22.03.2008 · Mit klarem Vorsprung hat der Oppositionskandidat Ma Ying-jeou am Samstag die Präsidentenwahl in Taiwan gewonnen. Anders als der bisherige Präsident nimmt Ma eine eher gemäßigte Haltung gegenüber Peking ein.
Der chinafreundliche Oppositionskandidat Ma Ying Jeou hat die Präsidentenwahl in Taiwan mit deutlichem Vorsprung für sich entschieden. Eine seiner wichtigsten Wahlkampfbotschaften war der angestrebte Ausbau der Beziehungen mit der Regierung in Peking. Nach vorläufigen Ergebnissen der Wahlkommission entfielen auf Ma 58 Prozent der Stimmen. Sein Konkurrent Frank Hsieh räumte seine Niederlage ein. Hsieh kam demnach auf 41,5 Prozent.
Die Präsidentenwahl auf der Insel galt als Richtungsentscheidung über das künftige Verhältnis zu Peking. Beide Kandidaten haben angekündigt, die Beziehungen zu China entspannen. Während Ma und seine Nationale Volkspartei (Kuo-Min Tang) einen Friedensvertrag mit Peking und Verhandlungen über einen gemeinsamen Markt anstrebten, traten Hsieh und seine Demokratische Fortschrittspartei (DPP) für eine zurückhaltendere Annäherung ein. Beide Kandidaten befürworteten jedoch eine Abkehr von der strikten Abgrenzungspolitik des DPP-Politikers Chen Shui Bian, der seit 2000 regierte und eine förmliche Unabhängigkeitserklärung anstrebte.

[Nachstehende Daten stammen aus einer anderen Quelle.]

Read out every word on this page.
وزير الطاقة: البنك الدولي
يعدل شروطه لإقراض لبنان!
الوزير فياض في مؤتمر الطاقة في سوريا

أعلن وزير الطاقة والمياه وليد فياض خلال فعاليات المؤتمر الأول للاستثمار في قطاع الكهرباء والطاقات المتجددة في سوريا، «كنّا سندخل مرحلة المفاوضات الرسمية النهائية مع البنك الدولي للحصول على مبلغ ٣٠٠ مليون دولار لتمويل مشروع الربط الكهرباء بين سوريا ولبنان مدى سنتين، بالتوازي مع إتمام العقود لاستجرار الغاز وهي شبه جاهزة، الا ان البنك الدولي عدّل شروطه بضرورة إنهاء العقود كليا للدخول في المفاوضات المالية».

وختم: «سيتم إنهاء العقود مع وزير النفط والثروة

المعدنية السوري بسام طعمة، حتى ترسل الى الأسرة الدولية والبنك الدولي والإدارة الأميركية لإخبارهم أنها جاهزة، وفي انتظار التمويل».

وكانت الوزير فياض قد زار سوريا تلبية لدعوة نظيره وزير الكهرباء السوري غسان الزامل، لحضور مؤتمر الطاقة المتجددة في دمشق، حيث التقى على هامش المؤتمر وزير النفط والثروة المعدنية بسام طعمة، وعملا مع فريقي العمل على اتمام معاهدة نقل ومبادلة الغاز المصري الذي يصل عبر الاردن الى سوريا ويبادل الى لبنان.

Ma will sich für Frieden in der Region einsetzen
Ma stellte nach seinem Wahlsieg bessere Beziehungen mit dem chinesischen Festland und gleichzeitig einen Ausbau der Sicherheitszusammenarbeit mit Washington in Aussicht. Taiwan werde aktiv für die Stabilität und den Frieden in der Region eintreten, sagte Ma vor Journalisten. Der 57-jährige Politiker, ein ehemaliger Bürgermeister von Taipeh, der an der amerikanischen Universität Harvard Jura studiert hat, lag in den Umfragen seit Wochen in Führung. In den letzten Tagen des Wahlkampfs hatte sich Hsieh auf die Seite der Protestbewegung in Tibet gestellt und konnte damit seinen Abstand in den Umfragen verringern.
Ma versicherte im Wahlkampf, er strebe zwar einen Friedensschluss mit China und eine Entmilitarisierung der Straße von Taiwan an, über eine Wiedervereinigung werde jedoch während seiner Amtszeit nicht diskutiert. Der amerikanische Präsident George W. Bush gratulierte Ma zum Wahlsieg und versicherte, Sicherheit und Wohlstand der Taiwaner seien auch weiterhin ein wichtiges Interesse der Vereinigten Staaten. Nun sei es an Taipeh und Peking eine friedliche Beziehung aufzubauen.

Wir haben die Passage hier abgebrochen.